I honestly don't know what employers look for since I've never interviewed people myself. All I can do is guess based on what I've seen and what I've seen people use to hire me.

What I can say is that getting certified in this field definitely gets you noticed a lot more and it really does stand out. I wasn't getting much luck until I got myself a cert or two... and this was WITH a college education.

I think depending on what you want to go for and or where you're at, you will find that perhaps having a degree will either help or not help changing careers. My opinion on this is that you don't need one despite some job descriptions making it look like it's required. Could it make it easier for entry? I have no clue. Everybody has to start somewhere though.

I personally think that just about all the material I had in the courses from my university could easily be found on the Internet. There are a lot of sites that offer free courses and sometimes even some universities offer courses for free. The benefit of IT is that you'll likely find lots of resources online that will help you out if you're trying to learn and they do it in varying methods. I learned HTML/CSS/JavaScript via a site called codecademy.com. They used to be free but the platform was hands on learning so I actually got more out of that than I did from a course I actually paid tuition for in university. The heart of this lies with the fact that anything in tech follows a standard... usually that standard has some kind of reference to it available to the public (e.g. RFC) or through some official documentation and or 3rd party article. There are literally thousands of articles for open source stuff now and whenever I've hit a hard place, I've usually been able to find one on Google to get me out of a tight spot. The benefit of university is that you can have some guidance and the scope of all the potential relevant information to give you a foundation is partitioned into digestible lectures. It doesn't mean the info isn't out there though. If anything, open source stuff is abundant and always readily available for you to learn/access.

That is enough about the knowledge aspect or imposter syndrome stuff. Let's talk about the "service" aspect of IT.

Honestly, I find that IT is also kind of service oriented. The expectations and standards are probably different than what I imagine it's like being in a call center but ultimately, you are still working with people. There's no getting around that no matter how good of a programmer you are (except for some scenarios). Your experience will likely actually help you out here.

I would say I definitely failed during my first job... I would even say I failed miserably. Granted it was my first job ever, I really didn't do my best. It's a given that my soft skills suck so I definitely didn't handle social events very well. Still though, I think where I succeeded was my ambition to learn, my willingness to help, and my motivation to keep a certain quality to my work. My first employer definitely took advantage of me despite giving me inadequate pay but they also paved way for me to acquire some neat things like certs. I have noticed that people who have been around longer than me or who are higher tier than me also might not possess the best social skills but the gist of it is, you will still need to work with people so being a team player is rudimentary.

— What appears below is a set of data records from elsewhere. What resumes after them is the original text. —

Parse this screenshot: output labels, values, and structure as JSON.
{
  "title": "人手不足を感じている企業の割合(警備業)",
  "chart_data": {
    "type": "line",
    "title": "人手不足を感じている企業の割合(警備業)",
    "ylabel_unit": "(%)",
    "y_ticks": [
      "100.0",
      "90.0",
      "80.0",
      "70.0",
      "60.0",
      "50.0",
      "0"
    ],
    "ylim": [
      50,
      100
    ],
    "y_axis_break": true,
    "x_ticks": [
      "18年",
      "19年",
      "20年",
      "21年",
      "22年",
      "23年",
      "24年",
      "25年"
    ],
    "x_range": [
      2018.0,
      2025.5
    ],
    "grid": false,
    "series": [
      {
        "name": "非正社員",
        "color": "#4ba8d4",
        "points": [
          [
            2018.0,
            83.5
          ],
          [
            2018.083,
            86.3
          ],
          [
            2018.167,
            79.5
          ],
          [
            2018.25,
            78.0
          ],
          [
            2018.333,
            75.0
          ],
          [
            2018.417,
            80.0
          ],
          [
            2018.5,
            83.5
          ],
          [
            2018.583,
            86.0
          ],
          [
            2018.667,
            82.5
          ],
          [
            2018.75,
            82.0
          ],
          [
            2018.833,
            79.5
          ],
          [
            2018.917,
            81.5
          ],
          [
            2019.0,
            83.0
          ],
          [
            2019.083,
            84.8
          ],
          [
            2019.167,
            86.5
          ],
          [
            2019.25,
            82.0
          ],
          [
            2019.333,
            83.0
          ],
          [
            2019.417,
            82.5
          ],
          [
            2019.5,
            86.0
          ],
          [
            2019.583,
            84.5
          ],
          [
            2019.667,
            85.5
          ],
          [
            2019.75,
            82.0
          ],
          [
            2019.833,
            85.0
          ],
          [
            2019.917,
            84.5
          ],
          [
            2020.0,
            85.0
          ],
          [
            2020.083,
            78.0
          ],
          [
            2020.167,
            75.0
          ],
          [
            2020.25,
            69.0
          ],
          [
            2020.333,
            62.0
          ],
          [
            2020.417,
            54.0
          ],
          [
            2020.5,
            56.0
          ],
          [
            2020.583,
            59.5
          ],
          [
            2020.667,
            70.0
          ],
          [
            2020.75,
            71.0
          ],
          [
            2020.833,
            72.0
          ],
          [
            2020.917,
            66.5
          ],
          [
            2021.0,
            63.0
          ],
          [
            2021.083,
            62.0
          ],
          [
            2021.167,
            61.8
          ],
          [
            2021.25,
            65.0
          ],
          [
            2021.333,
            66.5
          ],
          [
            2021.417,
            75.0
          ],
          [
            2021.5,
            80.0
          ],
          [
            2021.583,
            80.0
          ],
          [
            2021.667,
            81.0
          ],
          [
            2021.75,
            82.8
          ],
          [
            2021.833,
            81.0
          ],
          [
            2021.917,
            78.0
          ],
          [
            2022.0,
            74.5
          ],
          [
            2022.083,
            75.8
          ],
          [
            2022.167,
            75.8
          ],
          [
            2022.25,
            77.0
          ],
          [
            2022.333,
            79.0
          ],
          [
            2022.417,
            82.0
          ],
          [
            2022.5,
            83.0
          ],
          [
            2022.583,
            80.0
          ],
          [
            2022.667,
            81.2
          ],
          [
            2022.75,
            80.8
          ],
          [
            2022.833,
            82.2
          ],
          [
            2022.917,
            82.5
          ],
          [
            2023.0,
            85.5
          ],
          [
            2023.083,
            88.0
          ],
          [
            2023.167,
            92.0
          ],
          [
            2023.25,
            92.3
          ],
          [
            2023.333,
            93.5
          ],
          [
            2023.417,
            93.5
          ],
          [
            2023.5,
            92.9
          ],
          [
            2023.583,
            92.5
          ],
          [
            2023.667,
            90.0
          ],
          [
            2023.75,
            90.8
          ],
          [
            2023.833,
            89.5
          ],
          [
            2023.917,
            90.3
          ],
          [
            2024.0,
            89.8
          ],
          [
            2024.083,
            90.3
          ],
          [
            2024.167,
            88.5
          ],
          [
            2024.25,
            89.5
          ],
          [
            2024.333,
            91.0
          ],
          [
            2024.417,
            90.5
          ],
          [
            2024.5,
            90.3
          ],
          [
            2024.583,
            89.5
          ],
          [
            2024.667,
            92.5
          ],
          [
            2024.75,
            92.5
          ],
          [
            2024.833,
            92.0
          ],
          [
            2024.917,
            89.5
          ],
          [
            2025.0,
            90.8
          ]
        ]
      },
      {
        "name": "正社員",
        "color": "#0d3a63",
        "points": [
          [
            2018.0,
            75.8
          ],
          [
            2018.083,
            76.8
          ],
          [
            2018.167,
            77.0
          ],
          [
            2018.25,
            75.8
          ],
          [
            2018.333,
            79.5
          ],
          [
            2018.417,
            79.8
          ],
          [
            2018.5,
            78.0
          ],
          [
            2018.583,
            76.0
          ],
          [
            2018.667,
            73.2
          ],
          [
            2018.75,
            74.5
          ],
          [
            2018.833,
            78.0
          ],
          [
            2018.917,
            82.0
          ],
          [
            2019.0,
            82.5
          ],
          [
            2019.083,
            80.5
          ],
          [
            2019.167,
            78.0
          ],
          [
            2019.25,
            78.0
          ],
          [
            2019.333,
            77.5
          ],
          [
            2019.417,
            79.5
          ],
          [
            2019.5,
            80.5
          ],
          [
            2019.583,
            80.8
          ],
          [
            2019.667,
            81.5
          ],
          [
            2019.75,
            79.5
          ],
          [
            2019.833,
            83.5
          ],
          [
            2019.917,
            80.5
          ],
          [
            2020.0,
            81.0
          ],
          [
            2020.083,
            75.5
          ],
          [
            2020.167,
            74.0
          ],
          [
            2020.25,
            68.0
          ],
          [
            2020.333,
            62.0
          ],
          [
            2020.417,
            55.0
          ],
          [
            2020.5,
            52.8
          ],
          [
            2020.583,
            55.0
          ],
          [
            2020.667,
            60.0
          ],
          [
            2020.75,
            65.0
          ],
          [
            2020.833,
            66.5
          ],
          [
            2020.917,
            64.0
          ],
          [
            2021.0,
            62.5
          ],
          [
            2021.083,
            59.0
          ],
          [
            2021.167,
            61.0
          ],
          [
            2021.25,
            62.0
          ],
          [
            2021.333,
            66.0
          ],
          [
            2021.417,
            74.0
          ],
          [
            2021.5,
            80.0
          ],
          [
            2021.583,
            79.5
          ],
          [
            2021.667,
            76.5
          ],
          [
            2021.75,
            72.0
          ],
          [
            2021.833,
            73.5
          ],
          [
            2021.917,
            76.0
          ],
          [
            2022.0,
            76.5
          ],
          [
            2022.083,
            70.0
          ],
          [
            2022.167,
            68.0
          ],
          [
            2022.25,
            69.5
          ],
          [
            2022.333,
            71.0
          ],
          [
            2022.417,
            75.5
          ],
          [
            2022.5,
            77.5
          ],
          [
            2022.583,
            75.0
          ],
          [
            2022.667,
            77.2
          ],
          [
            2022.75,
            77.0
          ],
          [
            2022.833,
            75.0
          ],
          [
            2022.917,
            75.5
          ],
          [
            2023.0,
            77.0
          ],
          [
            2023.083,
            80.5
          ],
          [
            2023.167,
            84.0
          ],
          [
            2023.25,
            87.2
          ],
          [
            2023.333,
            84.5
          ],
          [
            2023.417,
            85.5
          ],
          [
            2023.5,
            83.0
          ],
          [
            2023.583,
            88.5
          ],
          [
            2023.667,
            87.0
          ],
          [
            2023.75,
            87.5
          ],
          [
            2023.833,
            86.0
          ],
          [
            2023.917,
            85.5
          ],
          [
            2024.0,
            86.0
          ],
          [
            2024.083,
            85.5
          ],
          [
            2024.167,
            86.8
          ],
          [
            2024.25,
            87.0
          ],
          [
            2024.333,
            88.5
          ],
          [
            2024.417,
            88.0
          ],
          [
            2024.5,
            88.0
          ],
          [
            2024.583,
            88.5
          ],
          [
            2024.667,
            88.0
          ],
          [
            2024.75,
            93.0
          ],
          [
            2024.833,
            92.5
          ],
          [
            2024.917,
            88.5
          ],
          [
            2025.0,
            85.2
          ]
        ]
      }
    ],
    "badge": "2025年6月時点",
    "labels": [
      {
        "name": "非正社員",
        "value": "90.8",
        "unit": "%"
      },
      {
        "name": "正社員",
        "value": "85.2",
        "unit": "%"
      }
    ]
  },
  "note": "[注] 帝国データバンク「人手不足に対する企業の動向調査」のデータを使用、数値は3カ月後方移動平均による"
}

My advice at this point is that whether or not you decide to get a degree or not, I would look into getting a starter cert to at least make some proof that you have some kind of foundation for IT. Job descriptions usually mentioned the CompTIA A+ cert for this so I would look into that as a first cert. It was on the cheaper side last I recall but you might need to save up for this one. You can likely purchase exam prep for it to prepare a little better.

Sorry for the wall of text but I wanted to give enough relevant information for you since I have some kind of experience in the field.

If you have any questions or would like to talk about anything tech related, feel free to PM me directly. This offer goes out to anyone wanting some insight on tech.